The night was as silent as ever. Still. He ran on to the far fence line, then out of the field, out to the road, and along the road to the pasture where he’d parked.
• • •
BACK AT THE HOUSE, Horn was waiting. “Done?”
“There were three of them. I didn’t know about the kid, but it wasn’t a problem.”
“What about the gun?”
“If they come for me tonight, it’s only because they knew I did it. The gun wouldn’t make much difference . . .”
“Roger, everything makes a difference,” Horn said. “The gun would be conclusive. You’ve got to get rid of it.”
“Not yet. Not tonight. Tomorrow, I’ll hide it so they’d never find it,” R-A said. “I’m not going out tonight without it.”
“If they hang you with it, it’s not my fault,” Horn said.
They’d worked the whole plan through, but R-A was high on adrenaline and said, “I gotta roll. Gotta roll.”

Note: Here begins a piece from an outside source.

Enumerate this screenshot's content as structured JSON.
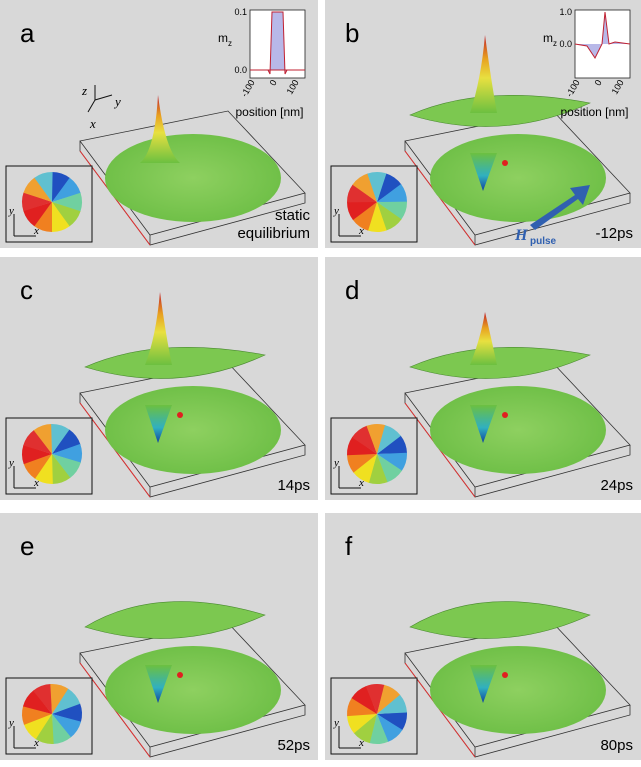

“Then roll. But roll slow. You don’t want to get stopped by a cop, with that pistol in the car.” Horn sniffed. “You been drinking?”
“Not much, a quick jolt.”
“Go use some mouthwash or toothpaste or whatever you got. You don’t need to get hauled in for drunk driving. You don’t need a cop to remember you.”
“All right. I’ve got some gum, just for that thing.”
And Horn said, “Give me one minute before you go. What was it like, up there at the O’Neills’? Had to be good . . .”
• • •
R-A HEADED NORTH in his truck. All he had to do was find a blonde out in the open in Alexandria. Choke her out, drop the typewritten note on her chest. If it didn’t work out, it didn’t work out. He had to remember that: if it didn’t work out, it didn’t work out, and he’d turn around and go home. A ten percent risk, that was okay. Maybe a twenty-five percent risk. Anything more than that, turn right around.